Photo Credit: Lucasfilm
Shades of grey.
Finn finds life outside the conflict is more gray than black and white. Rose tries to show Finn what the fight is truly about as the Star Wars galaxy’s version of the one percent on Canto Bight, the arms dealers, live lavishly, profiting from war and slavery. Even The Resistance funnels payments to them to acquire weapons for the fight. But, more than that, Finn is still trying to reconcile his place within this new life as a person and not a number before Rose shows him the things worth fighting for.
The holy triumvirate of the force; Luke, Rey, and Kylo are essentially struggling with what has weighed us all down at one time or another: the past.
Rey finally meets Luke, a man who was revered through the galaxy as a mythical hero, a space god with a laser sword, only to find a cynical old hermit who has cut himself off from the Force altogether.

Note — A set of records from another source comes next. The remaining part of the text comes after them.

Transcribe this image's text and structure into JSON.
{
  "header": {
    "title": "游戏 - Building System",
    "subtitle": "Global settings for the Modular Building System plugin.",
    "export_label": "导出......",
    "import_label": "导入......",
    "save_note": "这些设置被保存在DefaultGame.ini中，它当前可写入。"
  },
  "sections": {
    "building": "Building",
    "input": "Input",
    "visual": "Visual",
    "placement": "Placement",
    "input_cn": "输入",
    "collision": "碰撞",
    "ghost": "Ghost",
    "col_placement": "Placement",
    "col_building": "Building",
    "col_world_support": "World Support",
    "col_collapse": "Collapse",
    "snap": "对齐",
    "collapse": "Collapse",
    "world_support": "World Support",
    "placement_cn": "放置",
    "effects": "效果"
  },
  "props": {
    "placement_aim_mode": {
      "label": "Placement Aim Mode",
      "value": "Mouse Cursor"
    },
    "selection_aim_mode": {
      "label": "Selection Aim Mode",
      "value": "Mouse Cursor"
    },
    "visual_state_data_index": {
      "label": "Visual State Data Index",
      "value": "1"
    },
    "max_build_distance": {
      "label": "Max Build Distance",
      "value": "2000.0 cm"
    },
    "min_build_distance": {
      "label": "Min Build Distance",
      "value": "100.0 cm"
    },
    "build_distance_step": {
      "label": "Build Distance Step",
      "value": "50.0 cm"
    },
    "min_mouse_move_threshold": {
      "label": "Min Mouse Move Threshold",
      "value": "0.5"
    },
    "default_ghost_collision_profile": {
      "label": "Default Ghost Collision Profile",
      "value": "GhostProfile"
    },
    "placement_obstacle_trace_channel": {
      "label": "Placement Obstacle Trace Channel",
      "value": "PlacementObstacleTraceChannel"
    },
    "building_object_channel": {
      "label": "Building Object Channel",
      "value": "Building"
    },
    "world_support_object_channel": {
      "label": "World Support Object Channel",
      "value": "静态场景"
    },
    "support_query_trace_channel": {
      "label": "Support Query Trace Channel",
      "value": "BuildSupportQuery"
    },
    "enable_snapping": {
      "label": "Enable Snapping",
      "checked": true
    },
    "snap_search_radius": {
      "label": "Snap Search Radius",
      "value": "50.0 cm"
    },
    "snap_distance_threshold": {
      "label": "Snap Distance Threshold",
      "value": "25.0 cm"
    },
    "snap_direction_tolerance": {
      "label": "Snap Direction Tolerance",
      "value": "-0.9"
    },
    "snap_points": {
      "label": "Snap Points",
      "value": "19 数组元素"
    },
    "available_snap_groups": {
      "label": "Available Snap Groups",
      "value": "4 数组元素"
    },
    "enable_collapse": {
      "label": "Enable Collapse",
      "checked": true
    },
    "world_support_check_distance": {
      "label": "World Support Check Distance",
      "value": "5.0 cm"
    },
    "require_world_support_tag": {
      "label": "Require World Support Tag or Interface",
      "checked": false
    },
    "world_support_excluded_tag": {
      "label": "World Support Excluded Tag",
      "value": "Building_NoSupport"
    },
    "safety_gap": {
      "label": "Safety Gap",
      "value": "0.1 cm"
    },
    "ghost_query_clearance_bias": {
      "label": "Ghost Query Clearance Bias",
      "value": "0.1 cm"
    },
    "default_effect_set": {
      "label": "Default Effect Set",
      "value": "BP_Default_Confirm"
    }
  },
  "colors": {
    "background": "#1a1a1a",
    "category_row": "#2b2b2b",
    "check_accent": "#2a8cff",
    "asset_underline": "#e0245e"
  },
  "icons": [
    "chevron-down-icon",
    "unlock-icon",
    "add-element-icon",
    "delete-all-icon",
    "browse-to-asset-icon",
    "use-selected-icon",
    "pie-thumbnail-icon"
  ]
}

Give him a bottle of Jack, some Lucky’s and the best Mark Hamill Joker voice, and he’s the perfect hobo.
He believes that the galaxy’s dysfunction stems from the hubris of the Jedi and Sith and that he was complicit in that arrogance by believing in his own legend — that he failed a boy with that mighty Skywalker blood. Through Rey’s persistence and a little help from your friendly neighborhood force ghost, Yoda, Luke realizes that the Jedi can endure as long as they evolve.
Rey deals with the past in her way. She, like, the audience, believe there is more — that her parents must be someone. She must be a Skywalker, a Solo, Ben Kenobi’s granddaughter or the reincarnation of Anakin Skywalker (an idea I love but would never work). Sadly, unexpectedly, quite shockingly, we find out she’s nobody, and it’s brilliant.
See, before the midi-chlorians and the Jedi temples, before the sequels and prequels and the expanded universe, Star Wars was much simpler. In some ways, it was about something more relatable, our place. We were all Luke Skywalker. A farm boy who felt stuck with what his uncle and the universe thought he should be — gazing out amongst double sunsets with the comprised posture of someone just waiting for the opportunity to bust out of his own skin and jump on the first cruiser, laser beaming him straight off the planet.
What George Lucas accomplished is making you believe that the energy that flowed through him flowed through us all. That anyone from any walk of life, with the proper training, direction and focus could wield it while being guided by it—that we all played a part in destiny.